Babar Harrie describes himself as a driven 23-year old, hustling hard to transform his dreams into a reality. He wears trendy jackets, traditional Pakistani kurtas paired with fitted jeans, and matching boots. He also raps and freestyles while referencing Islam in his day-to-day conversations.
Harrie, based in Detroit, is on a journey to merge religious obligation with his artistic passion for rapping. He's on a quest to break the stereotypes that media portrays young Muslims to fall under -- being closed minded, backward and bland, while also redefining the way rap music is represented in today's society -- being profane and disrespectful.
"I'm just trying to die with the kalimah, kick it all day with the ulema," he raps, in his single "Kalimah", which refers to a Muslim's declaration of God's glory.
Harrie's career in rapping began during his senior year of high school. He would record in his room with his younger brother, using a $30 point-and-shoot camera. He wasn't particularly great at rapping due to his lack of rhythm, but he kept at it, continuing to draw material from every aspect of his life. Inspired by the witty metaphors of rappers like Lil Wayne, Harrie began writing his own lines. He would be absorbed in a world of analogies, similes, and rhymes while his classmates were focusing on the lesson being taught.
Slowly, Harrie said, the meaning behind his songs began to transition. His lyrics began to reflect on his identity as a Muslim Pakistani-American, instead of the parts of himself he'd see in other artists.

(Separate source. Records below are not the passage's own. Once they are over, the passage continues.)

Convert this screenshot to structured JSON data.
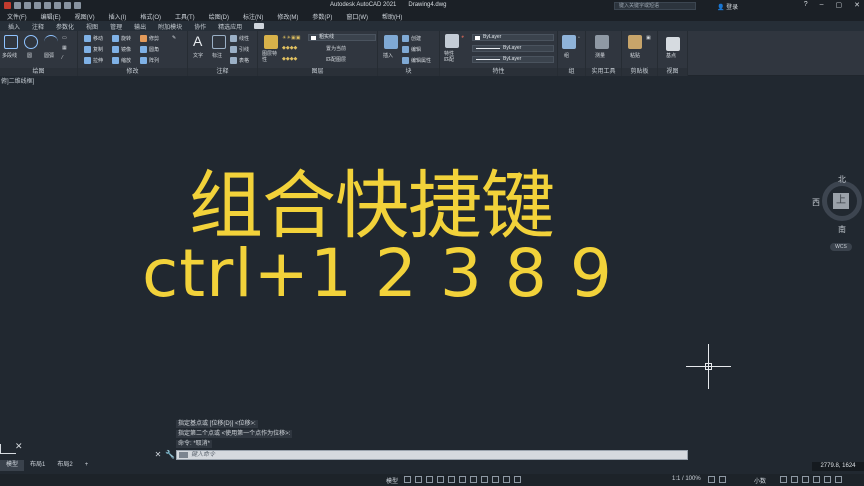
{
  "app": {
    "title": "Autodesk AutoCAD 2021",
    "file": "Drawing4.dwg"
  },
  "search": {
    "placeholder": "键入关键字或短语"
  },
  "user": {
    "label": "登录"
  },
  "menu": [
    "文件(F)",
    "编辑(E)",
    "视图(V)",
    "插入(I)",
    "格式(O)",
    "工具(T)",
    "绘图(D)",
    "标注(N)",
    "修改(M)",
    "参数(P)",
    "窗口(W)",
    "帮助(H)"
  ],
  "tabs": [
    "插入",
    "注释",
    "参数化",
    "视图",
    "管理",
    "输出",
    "附加模块",
    "协作",
    "精选应用"
  ],
  "ribbon": {
    "draw": {
      "title": "绘图",
      "polyline": "多段线",
      "circle": "圆",
      "arc": "圆弧"
    },
    "modify": {
      "title": "修改",
      "move": "移动",
      "rotate": "旋转",
      "trim": "修剪",
      "copy": "复制",
      "mirror": "镜像",
      "fillet": "圆角",
      "stretch": "拉伸",
      "scale": "缩放",
      "array": "阵列"
    },
    "annotation": {
      "title": "注释",
      "text": "文字",
      "dim": "标注",
      "linear": "线性",
      "leader": "引线",
      "table": "表格"
    },
    "layers": {
      "title": "图层",
      "props": "图层特性",
      "layer_name": "粗实线",
      "make_current": "置为当前",
      "match": "匹配图层"
    },
    "block": {
      "title": "块",
      "insert": "插入",
      "create": "创建",
      "edit": "编辑",
      "edit_attr": "编辑属性"
    },
    "properties": {
      "title": "特性",
      "match": "特性匹配",
      "color": "ByLayer",
      "linetype": "ByLayer",
      "lineweight": "ByLayer"
    },
    "groups": {
      "title": "组",
      "group": "组"
    },
    "utilities": {
      "title": "实用工具",
      "measure": "测量"
    },
    "clipboard": {
      "title": "剪贴板",
      "paste": "粘贴"
    },
    "view": {
      "title": "视图",
      "base": "基点"
    }
  },
  "filetab": {
    "label": "俯]二维线框]"
  },
  "canvas": {
    "line1": "组合快捷键",
    "line2": "ctrl+1  2  3   8  9"
  },
  "viewcube": {
    "north": "北",
    "west": "西",
    "south": "南",
    "top": "上",
    "wcs": "WCS"
  },
  "command": {
    "history": [
      "指定基点或 [位移(D)] <位移>:",
      "指定第二个点或 <使用第一个点作为位移>:",
      "命令: *取消*"
    ],
    "placeholder": "键入命令"
  },
  "layouts": [
    "模型",
    "布局1",
    "布局2"
  ],
  "coords": "2779.8, 1624",
  "status": {
    "model": "模型",
    "scale": "1:1 / 100%",
    "units": "小数"
  }
}
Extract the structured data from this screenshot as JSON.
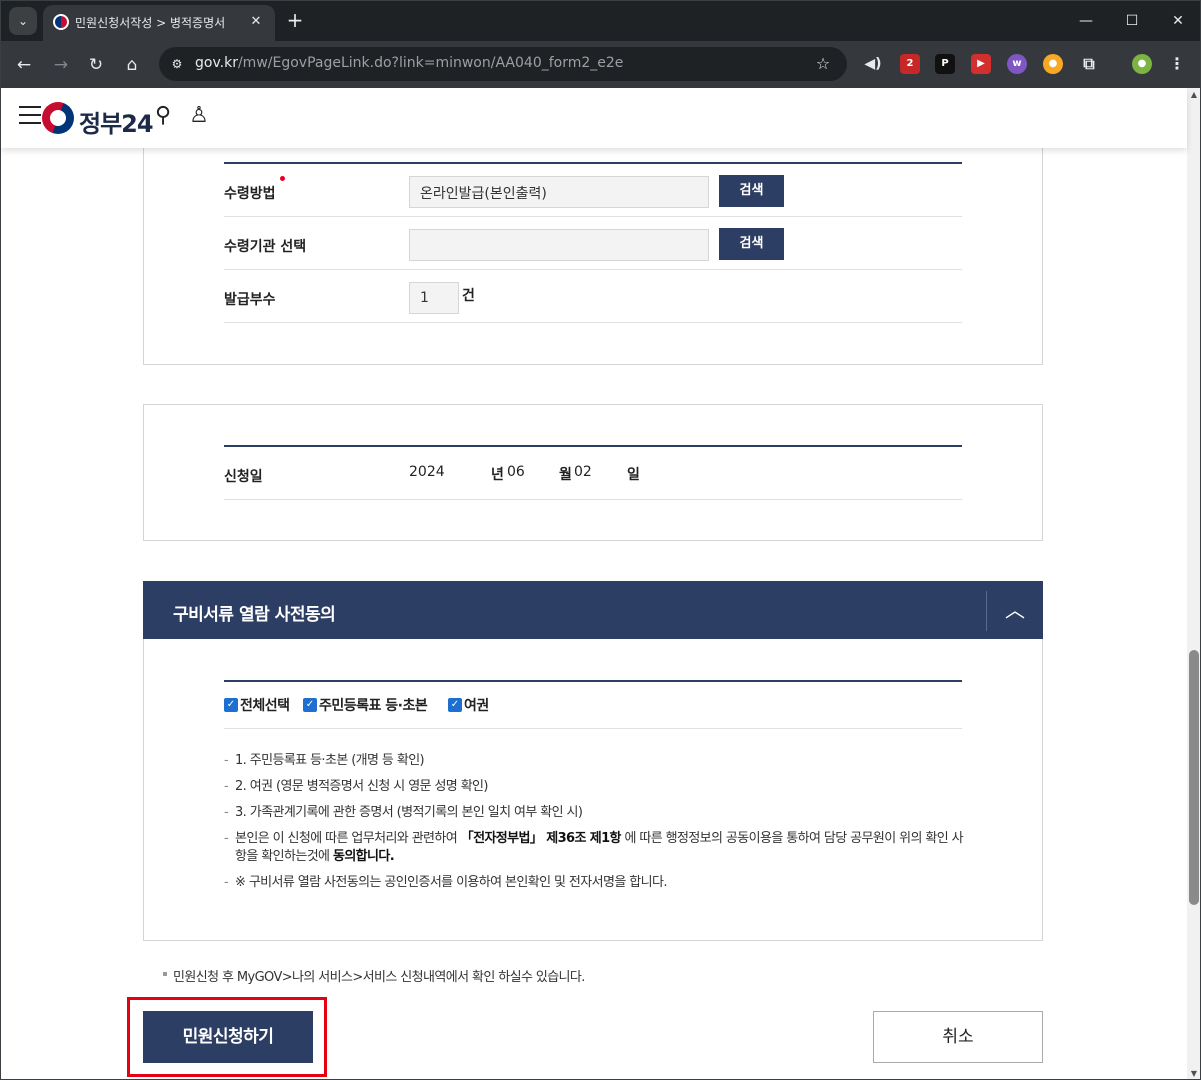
{
  "browser": {
    "tab_title": "민원신청서작성 > 병적증명서",
    "tab_close": "✕",
    "new_tab": "+",
    "url_host": "gov.kr",
    "url_path": "/mw/EgovPageLink.do?link=minwon/AA040_form2_e2e",
    "ext_badge_count": "2"
  },
  "header": {
    "logo_text": "정부24"
  },
  "receipt": {
    "method_label": "수령방법",
    "method_value": "온라인발급(본인출력)",
    "search_label": "검색",
    "agency_label": "수령기관 선택",
    "agency_value": "",
    "copies_label": "발급부수",
    "copies_value": "1",
    "copies_unit": "건"
  },
  "application_date": {
    "label": "신청일",
    "year": "2024",
    "year_unit": "년",
    "month": "06",
    "month_unit": "월",
    "day": "02",
    "day_unit": "일"
  },
  "consent": {
    "title": "구비서류 열람 사전동의",
    "checkboxes": [
      {
        "label": "전체선택",
        "checked": true
      },
      {
        "label": "주민등록표 등·초본",
        "checked": true
      },
      {
        "label": "여권",
        "checked": true
      }
    ],
    "notes": [
      "1. 주민등록표 등·초본 (개명 등 확인)",
      "2. 여권 (영문 병적증명서 신청 시 영문 성명 확인)",
      "3. 가족관계기록에 관한 증명서 (병적기록의 본인 일치 여부 확인 시)"
    ],
    "agree_pre": "본인은 이 신청에 따른 업무처리와 관련하여 ",
    "agree_law": "「전자정부법」 제36조 제1항",
    "agree_mid": " 에 따른 행정정보의 공동이용을 통하여 담당 공무원이 위의 확인 사항을 확인하는것에 ",
    "agree_end": "동의합니다.",
    "cert_note": "※ 구비서류 열람 사전동의는 공인인증서를 이용하여 본인확인 및 전자서명을 합니다."
  },
  "footnote": "민원신청 후 MyGOV>나의 서비스>서비스 신청내역에서 확인 하실수 있습니다.",
  "actions": {
    "apply": "민원신청하기",
    "cancel": "취소"
  },
  "colors": {
    "navy": "#2d3e64",
    "highlight": "#e60012",
    "checkbox": "#1f6fd1"
  }
}
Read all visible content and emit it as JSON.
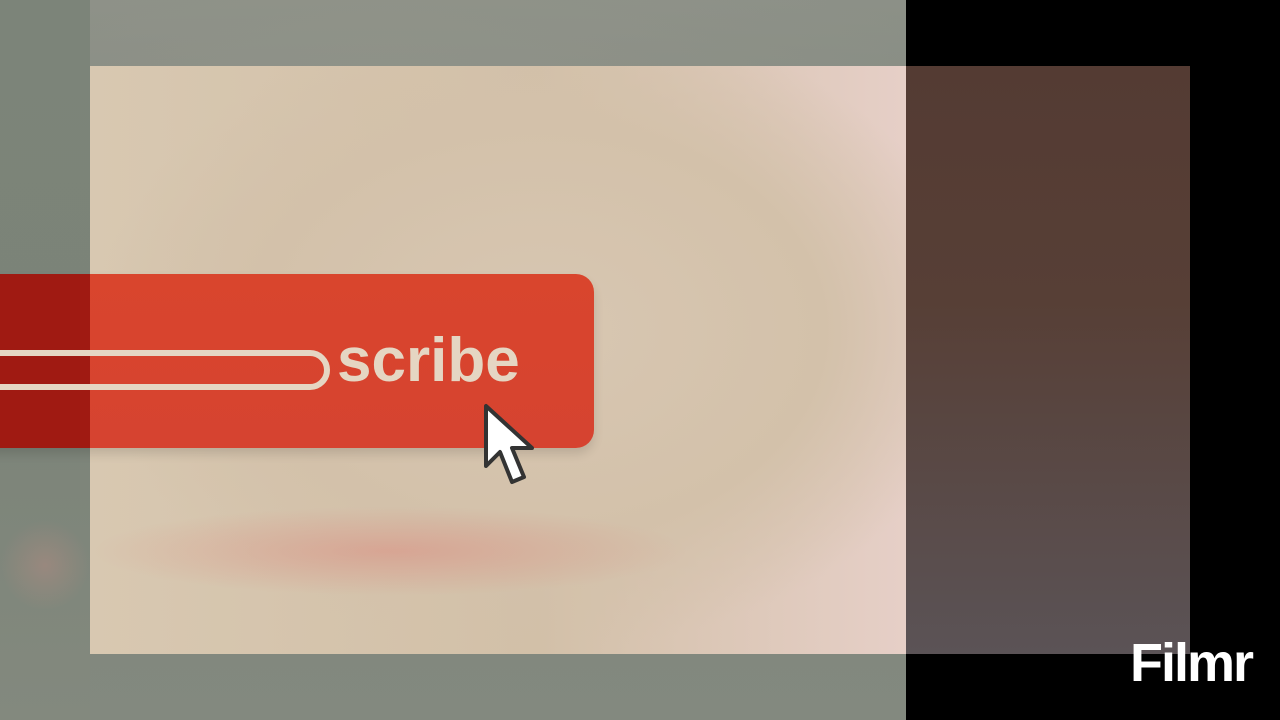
{
  "video_frame": {
    "button_text": "scribe",
    "watermark": "Filmr"
  },
  "colors": {
    "button_red": "#d9452d",
    "text_beige": "#e5d6c3",
    "panel_beige": "#d3c1aa",
    "watermark_white": "#ffffff"
  },
  "icons": {
    "cursor": "mouse-pointer-icon"
  }
}
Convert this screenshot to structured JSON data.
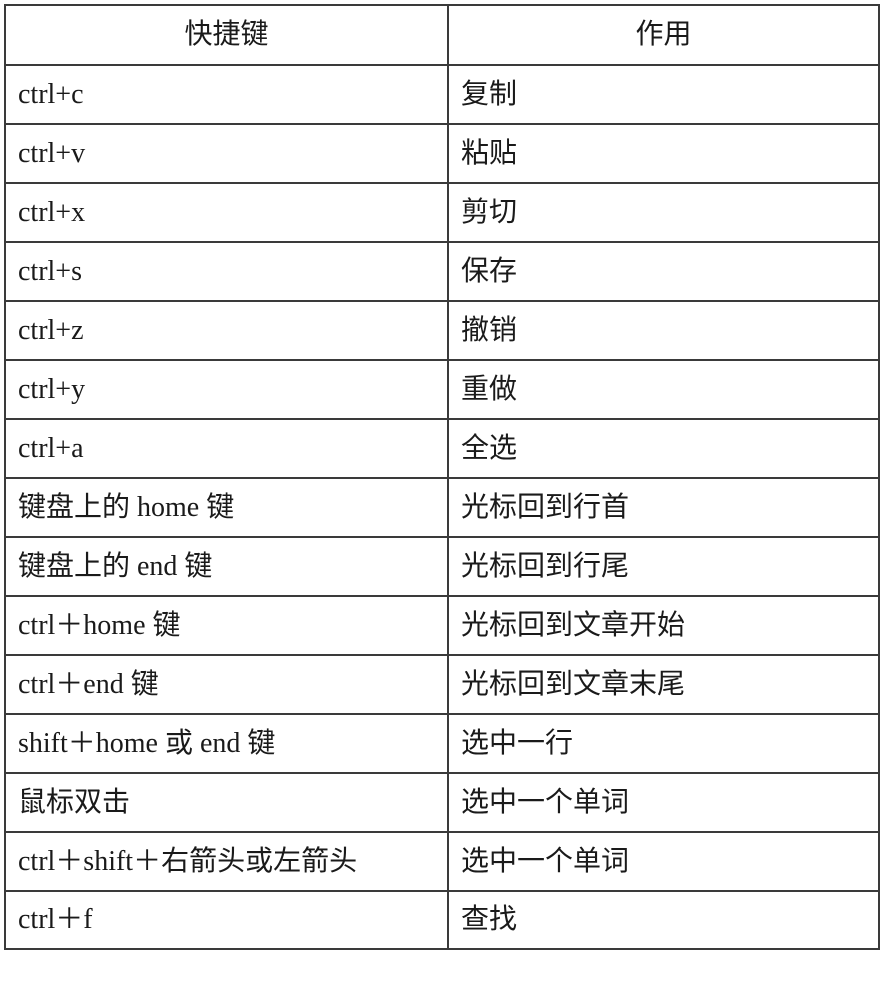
{
  "table": {
    "headers": [
      "快捷键",
      "作用"
    ],
    "rows": [
      {
        "key": "ctrl+c",
        "action": "复制"
      },
      {
        "key": "ctrl+v",
        "action": "粘贴"
      },
      {
        "key": "ctrl+x",
        "action": "剪切"
      },
      {
        "key": "ctrl+s",
        "action": "保存"
      },
      {
        "key": "ctrl+z",
        "action": "撤销"
      },
      {
        "key": "ctrl+y",
        "action": "重做"
      },
      {
        "key": "ctrl+a",
        "action": "全选"
      },
      {
        "key": "键盘上的 home 键",
        "action": "光标回到行首"
      },
      {
        "key": "键盘上的 end 键",
        "action": "光标回到行尾"
      },
      {
        "key": "ctrl＋home 键",
        "action": "光标回到文章开始"
      },
      {
        "key": "ctrl＋end 键",
        "action": "光标回到文章末尾"
      },
      {
        "key": "shift＋home  或  end 键",
        "action": "选中一行"
      },
      {
        "key": "鼠标双击",
        "action": "选中一个单词"
      },
      {
        "key": "ctrl＋shift＋右箭头或左箭头",
        "action": "选中一个单词"
      },
      {
        "key": "ctrl＋f",
        "action": "查找"
      }
    ]
  }
}
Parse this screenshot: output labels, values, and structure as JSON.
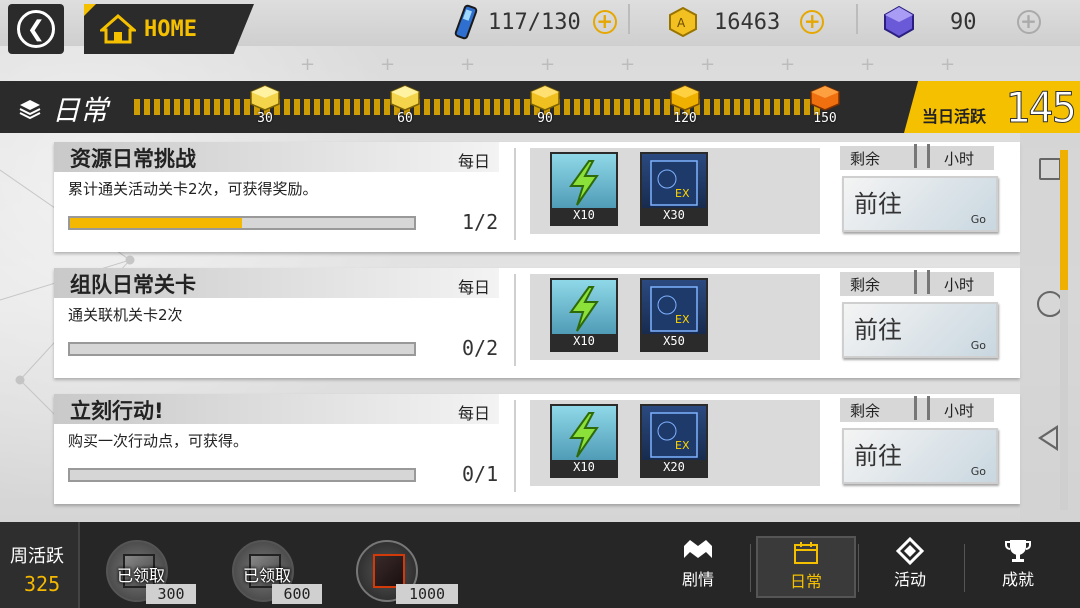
{
  "topbar": {
    "home_label": "HOME",
    "energy_value": "117/130",
    "coin_value": "16463",
    "crystal_value": "90"
  },
  "daily": {
    "title": "日常",
    "milestones": [
      "30",
      "60",
      "90",
      "120",
      "150"
    ],
    "today_label": "当日活跃",
    "today_value": "145"
  },
  "tasks": [
    {
      "name": "资源日常挑战",
      "freq": "每日",
      "desc": "累计通关活动关卡2次，可获得奖励。",
      "progress": "1/2",
      "progress_fraction": 0.5,
      "rewards": [
        "X10",
        "X30"
      ],
      "remain_left": "剩余",
      "remain_right": "小时",
      "go_label": "前往",
      "go_small": "Go"
    },
    {
      "name": "组队日常关卡",
      "freq": "每日",
      "desc": "通关联机关卡2次",
      "progress": "0/2",
      "progress_fraction": 0,
      "rewards": [
        "X10",
        "X50"
      ],
      "remain_left": "剩余",
      "remain_right": "小时",
      "go_label": "前往",
      "go_small": "Go"
    },
    {
      "name": "立刻行动!",
      "freq": "每日",
      "desc": "购买一次行动点，可获得。",
      "progress": "0/1",
      "progress_fraction": 0,
      "rewards": [
        "X10",
        "X20"
      ],
      "remain_left": "剩余",
      "remain_right": "小时",
      "go_label": "前往",
      "go_small": "Go"
    }
  ],
  "weekly": {
    "label": "周活跃",
    "value": "325",
    "chests": [
      {
        "status": "已领取",
        "threshold": "300"
      },
      {
        "status": "已领取",
        "threshold": "600"
      },
      {
        "status": "",
        "threshold": "1000"
      }
    ]
  },
  "nav": {
    "story": "剧情",
    "daily": "日常",
    "activity": "活动",
    "achievement": "成就"
  },
  "colors": {
    "accent": "#f5c000",
    "dark": "#2b2b2b"
  }
}
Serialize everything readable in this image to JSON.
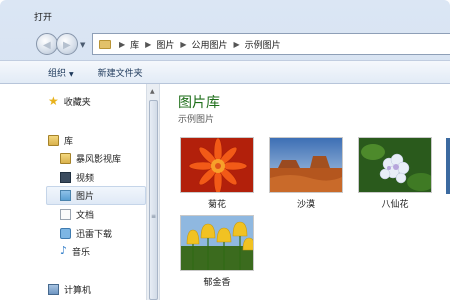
{
  "window": {
    "title": "打开"
  },
  "breadcrumb": [
    "库",
    "图片",
    "公用图片",
    "示例图片"
  ],
  "toolbar": {
    "organize_label": "组织",
    "new_folder_label": "新建文件夹"
  },
  "sidebar": {
    "favorites_label": "收藏夹",
    "library_label": "库",
    "items": [
      "暴风影视库",
      "视频",
      "图片",
      "文档",
      "迅雷下载",
      "音乐"
    ],
    "computer_label": "计算机"
  },
  "main": {
    "title": "图片库",
    "subtitle": "示例图片",
    "thumbnails": [
      {
        "label": "菊花",
        "icon": "chrysanthemum-photo"
      },
      {
        "label": "沙漠",
        "icon": "desert-photo"
      },
      {
        "label": "八仙花",
        "icon": "hydrangea-photo"
      },
      {
        "label": "郁金香",
        "icon": "tulips-photo"
      }
    ]
  },
  "colors": {
    "library_title": "#1e6e19",
    "selection": "#dfe9f6"
  }
}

"I felt like I didn't fit into any group because I went to a high school where everyone was predominately white," the hip-hop artist said. "That's why I could relate to rap -- being the underdog, rebellious kind of music.
While being devoted to his faith and simultaneously having a passion for music may seem contradictory to outsiders, Harrie is confident that he won't need to shroud his beliefs with a blanket to find success in the music industry. However, he admits to having a fear of losing his faith. He says he constantly asks God to preserve his beliefs, having undergone doubts about Islam after releasing his "November" mixtape in 2012.
"The thoughts I was having really started messing with my mind and the way I looked at myself and my lifestyle," the artist mentioned.
He began to seek guidance from scholars and spend time with people who were more religiously inclined. While questioning his career in music and learning more about Islam, Harrie decided not to rap and record for about a year. He cut off several people he knew and went back to school. While searching for the middle path and putting a conscious effort into striking a balance between the mundane and divine world, he ultimately acquired the mindset of being a sinner that's Muslim. So, he began to reconnect with old friends and improved his rapping skills.
Harrie then gained popularity and worked alongside the TakeOver Music Group with MTV artists Trigg Da Kidd and Fuco Bunkin. However, his fear of gaining success earned in a way counterintuitive to Islam began to surface. He quit music at this point, left to Makkah for a religious pilgrimage known as Umrah, and started creating music without using any instruments. After about a year, he consulted scholars such as Shaykh Mohamed Masmari and Shaykh Muhammad Ishtiaq, who told him there was a difference of opinion and that creating music using instruments is okay, as long as the message is a positive and clean one.
The hip-hop artist's first single after his break from music, 6 A.M in IAGD, included several Islamic references and only the tabla was used as an instrument. In his next single, R.I.C.O., he brought in more instruments and proceeded to complete 12 songs in two months. The end result was his best received album -- Bear Witness. Harrie received support from religious scholars around the nation, from Imam Mika'il Steward Saadiq in Detroit to Imam Suhaib Webb in Boston.
Millennials are constantly searching for new faces they can see themselves in. Harrie, still being on his journey, presents a different perspective. His story illustrates the way struggle reaps success when coupled with perseverance. Despite all sorts of obstacles, Harrie continues to strive in light of his religion as a means to remind him of his purpose -- deconstructing stereotypes and redefining norms.
"Islam has helped me be more like me," he said. "It's helped me become truer and cleaner, which has only given me a larger audience. At the same time, the scholars who I follow tell me not to be narrow minded. They tell me to be a rapper who is Muslim -- not just a Muslim rapper."
Having found the balance he was previously searching for, he's decided to continue making music with instruments, while still conveying positive messages that can be appreciated by both non-Muslims and Muslims alike. He has had numerous successful performances all over the nation and is now working on his next album.